Antony Blinken, Biden’s choice for secretary of state, on January 20 accused NATO member Turkey of failing to act like an ally. Addressing legislators during his Senate Foreign Relations Committee confirmation hearing, Blinken said: “The idea that a strategic — so-called strategic — partner of ours would actually be in line with one of our biggest strategic competitors in Russia is not acceptable.” Blinken also said Washington would consider whether further sanctions on Turkey would be implemented over its controversial purchase of the Russian S-400 air defense system.

“The EU and the United States should sanction the Turkish individuals most involved in dismantling the rule of law and interfering with the domestic politics of Western countries.
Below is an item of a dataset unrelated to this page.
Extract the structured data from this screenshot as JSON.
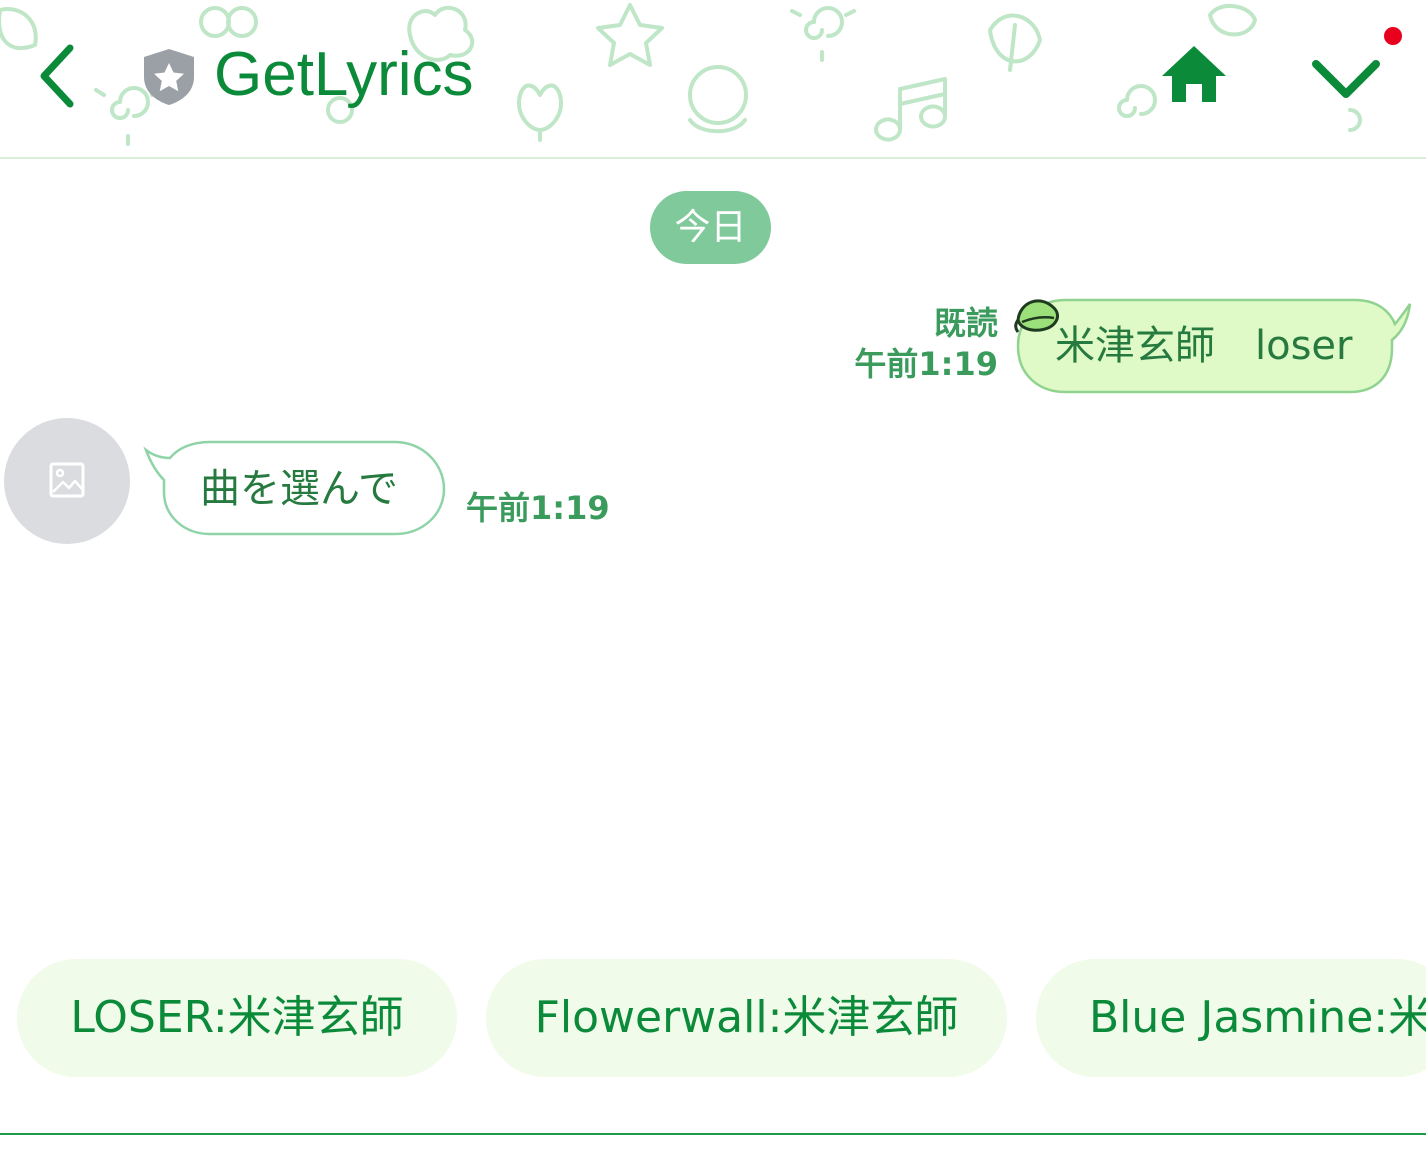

This would be consistent with Turkey’s commitments under the NATO and Council of Europe charters,” wrote co-authors Marc Pierini, a visiting scholar at Carnegie Europe and Francesco Siccardi, a senior program manager at Carnegie Europe.

Turkey’s efforts to augment its navy do not promise quieter waters in 2021 than the Aegean and Mediterranean seas were in most of 2020.

At a high-profile ceremony on January 23, Turkey launched its first locally-built frigate, the I-class TCG Istanbul. The TCG Istanbul will enter the Turkish Navy’s inventory in 2023. It is the first of four frigates planned under the MILGEM program that will finally involve four corvettes and four frigates, all built indigenously. Speaking at the ceremony, Erdoğan said that Turkey had to keep its military deterrence at a maximum. “To be militarily, economically and diplomatically strong is not a choice for us, it is a must,” he said.

Meanwhile, several other major naval programs are scheduled to reach critical milestones in 2021. For instance, Turkey’s first indigenous Landing Helicopter Dock, the TCG Anadolu, the intelligence ship Ufuk and replenishment tanker Güngör Durmuş will be commissioned in 2021. The TCG Anadolu, an amphibious assault ship and a $1 billion naval ambition, is being built in Turkey under license from Spanish shipyards Navantia. In 2021, Turkey is also planning to launch Reis-class submarines, the Piri Reis, a Type-214TN platform that will be Turkey’s first air-independent propulsion capable submarine.

“Turkey has adopted a strongly militaristic approach, making efforts toward conflict resolution increasingly unlikely,” wrote Dimitris Tsarouhas, a professor of international relations, a Scientific Council member of the Foundation for European Progressive Studies in Brussels, and a World Bank consultant.